Custom support plans, which Microsoft negotiates on a company-by-company basis, provide critical security updates for an operating system that's officially been declared dead. Windows XP, which still powers about 43% of the world's Windows PCs, is slated for support retirement on April 8, 2014. That leaves 410 days from today for XP users to move on.
According to Michael Silver and Stephen Kleynhans, a pair of Gartner analysts who published a report on XP custom support last month, some companies won't meet the deadline. "Many will not have Windows XP totally eliminated before support ends," Silver and Kleynhans wrote, echoing earlier estimates by Silver that between 10% and 15% of enterprise PCs will still be running XP when Microsoft pulls the plug.

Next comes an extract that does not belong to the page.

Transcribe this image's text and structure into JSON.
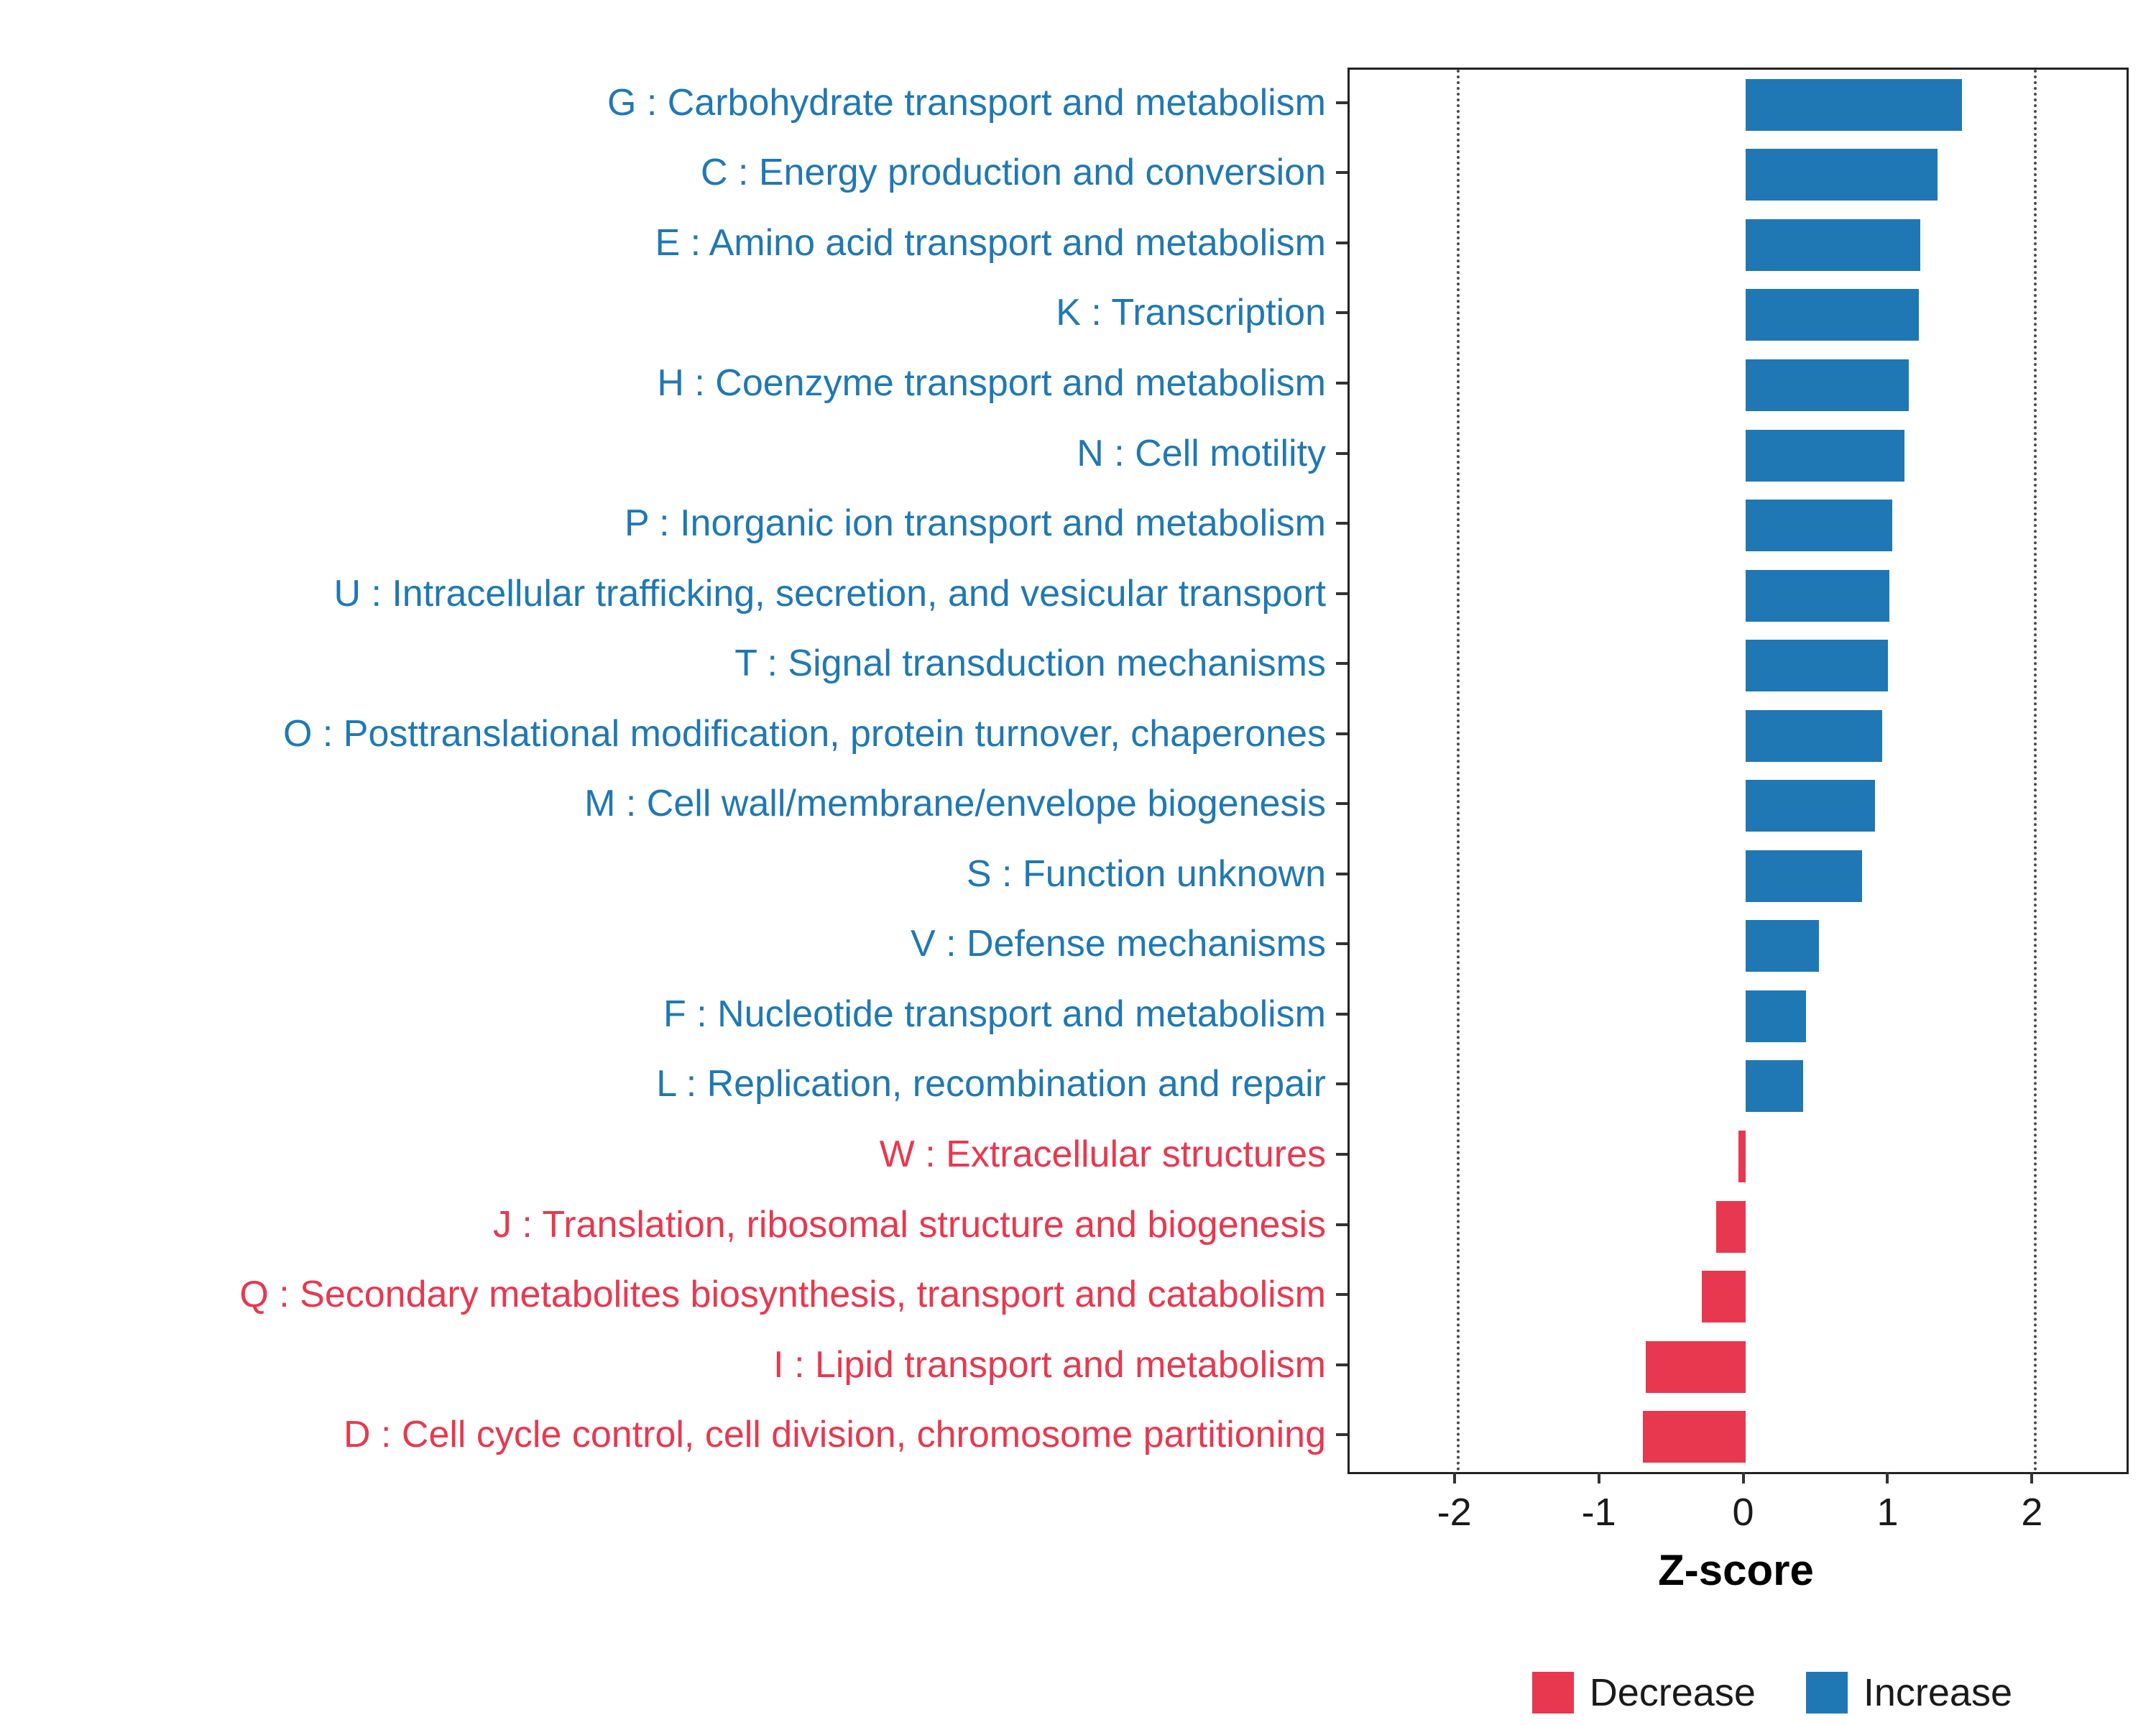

However, Microsoft offers a failsafe of sorts -- "Custom Support" -- that lets companies pay for security patches beyond the normal support lifespan.
But Silver and Kleynhans said that Microsoft has quoted significantly higher prices for Custom Support than in the past.
For some time, Microsoft capped custom support at $200,000 for the first year, payable quarterly so that if a firm finished its migration in less than a year, it would pay only for support through the end of that quarter. In 2006, Microsoft switched to per-device pricing, with a floor of $200,000 and a ceiling of $500,000. Four years later, in 2010, Microsoft modified pricing yet again by capping it at $200,000 for the first year if the corporation had signed up for Software Assurance, the annuity-like program that guarantees companies access to the newest version of a product.
Those prices got tossed out the window, said Silver in an interview today. Microsoft has returned to a per-device model -- $200 has been typical -- and reinstituted floor and ceiling amounts. But those amounts for the first year are closer to what Microsoft was previously charging for the third year of support.
"It's certainly not pretty," said Silver of the custom support quotes for XP, which have ranged from $600,000 to $5 million for the first year.
The higher prices put to rest speculation by some experts last year that Microsoft, faced with enormous numbers of XP PCs still in use next year, would have no choice but to extend free support.
An IT manager, who wished to remain anonymous because he was not authorized to speak on the matter, told Computerworld that Microsoft had quoted his company $1 million for the first year of custom support to cover 5,000 Windows XP machines, $2 million for the second year, and $5 million for the third.
Silver pointed out that the $1 million fit with what he'd heard from other organizations of Microsoft charging $200 per PC for the first year of post-retirement support.
"It is hard to fault Microsoft for wanting to end support for its older products and migrate users onto newer versions that provide a better experience, and potentially revenue for Microsoft," said Silver and Kleynhans in their report.